Institute of Medical Biometry and Medical Informatics, University Medical Center, 79104 Freiburg, Germany.
Biostatistics. 2011 Jan;12(1):122-42. doi: 10.1093/biostatistics/kxq046. Epub 2010 Jul 22.
Statistical heterogeneity and small-study effects are 2 major issues affecting the validity of meta-analysis. In this article, we introduce the concept of a limit meta-analysis, which leads to shrunken, empirical Bayes estimates of study effects after allowing for small-study effects. This in turn leads to 3 model-based adjusted pooled treatment-effect estimators and associated confidence intervals. We show how visualizing our estimators using the radial plot indicates how they can be calculated using existing software. The concept of limit meta-analysis also gives rise to a new measure of heterogeneity, termed G(2), for heterogeneity that remains after small-study effects are accounted for. In a simulation study with binary data and small-study effects, we compared our proposed estimators with those currently used together with a recent proposal by Moreno and others. Our criteria were bias, mean squared error (MSE), variance, and coverage of 95% confidence intervals. Only the estimators arising from the limit meta-analysis produced approximately unbiased treatment-effect estimates in the presence of small-study effects, while the MSE was acceptably small, provided that the number of studies in the meta-analysis was not less than 10. These limit meta-analysis estimators were also relatively robust against heterogeneity and one of them had a relatively small coverage error.

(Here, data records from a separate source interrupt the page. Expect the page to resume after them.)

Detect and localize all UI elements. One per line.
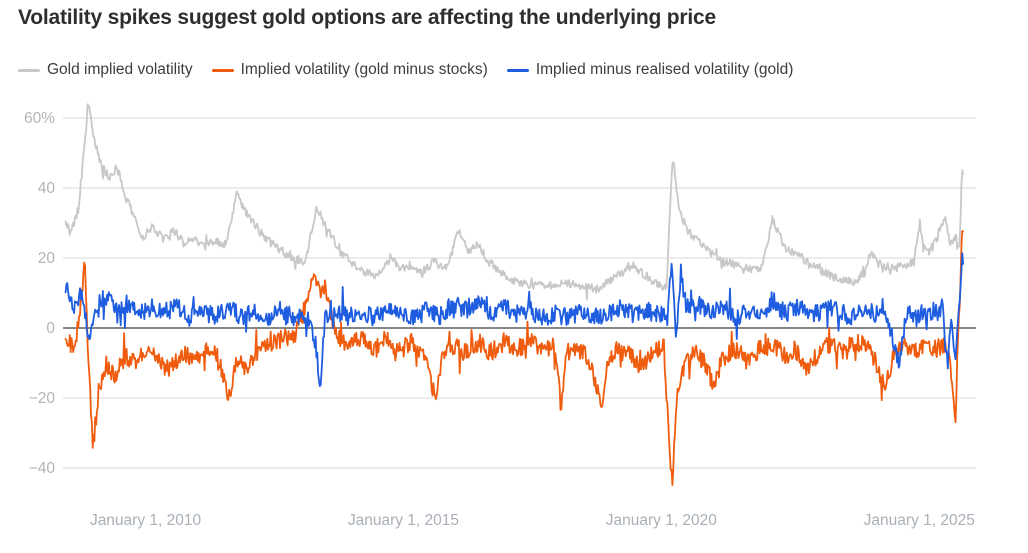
chart-title: Volatility spikes suggest gold options a… xyxy=(18,6,716,29)
legend-item-implied-minus-realised-vol: Implied minus realised volatility (gold) xyxy=(506,61,794,79)
legend-label: Implied volatility (gold minus stocks) xyxy=(240,61,488,78)
x-tick-label: January 1, 2020 xyxy=(606,512,718,529)
y-tick-label: 0 xyxy=(46,320,55,337)
x-tick-label: January 1, 2025 xyxy=(864,512,975,529)
legend-label: Gold implied volatility xyxy=(47,61,193,78)
legend-label: Implied minus realised volatility (gold) xyxy=(535,61,794,78)
orange-line-swatch-icon xyxy=(211,68,234,72)
y-tick-label: 40 xyxy=(38,180,56,197)
series-line-0 xyxy=(64,103,964,301)
x-tick-label: January 1, 2015 xyxy=(348,512,459,529)
legend-item-implied-vol-gold-minus-stocks: Implied volatility (gold minus stocks) xyxy=(211,61,488,79)
chart-canvas: 60% 40 20 0 −20 −40 January 1, 2010 January 1, … xyxy=(24,103,976,529)
blue-line-swatch-icon xyxy=(506,68,529,72)
x-tick-label: January 1, 2010 xyxy=(90,512,202,529)
y-tick-label: 60% xyxy=(24,110,55,127)
gray-line-swatch-icon xyxy=(18,68,40,72)
y-tick-label: −20 xyxy=(29,390,56,407)
y-tick-label: 20 xyxy=(38,250,56,267)
y-tick-label: −40 xyxy=(29,460,56,477)
series-line-2 xyxy=(64,252,964,387)
legend-item-gold-implied-volatility: Gold implied volatility xyxy=(18,61,193,79)
chart-legend: Gold implied volatility Implied volatili… xyxy=(18,61,793,79)
series-line-1 xyxy=(64,230,964,487)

统计异质性和小样本效应是影响荟萃分析有效性的两个主要问题。在本文中,我们介绍了极限荟萃分析的概念,该方法允许小样本效应后,对研究效应进行收缩的经验贝叶斯估计。这反过来又导致了 3 种基于模型的调整后的汇总处理效果估计值和相关置信区间。我们展示了如何使用径向图可视化我们的估计值,以指示如何使用现有软件计算它们。极限荟萃分析的概念还产生了一种新的异质性度量,称为 G(2),用于在考虑小样本效应后剩余的异质性。在一项具有二项数据和小样本效应的模拟研究中,我们将我们提出的估计值与目前使用的估计值以及 Moreno 等人最近的建议进行了比较。我们的标准是偏倚、均方误差 (MSE)、方差和 95%置信区间的覆盖率。只有在存在小样本效应的情况下,来自极限荟萃分析的估计值才能产生近似无偏的处理效果估计值,而 MSE 可以接受较小,前提是荟萃分析中的研究数量不少于 10。这些极限荟萃分析估计值也相对稳健,不受异质性的影响,其中一个估计值的覆盖误差相对较小。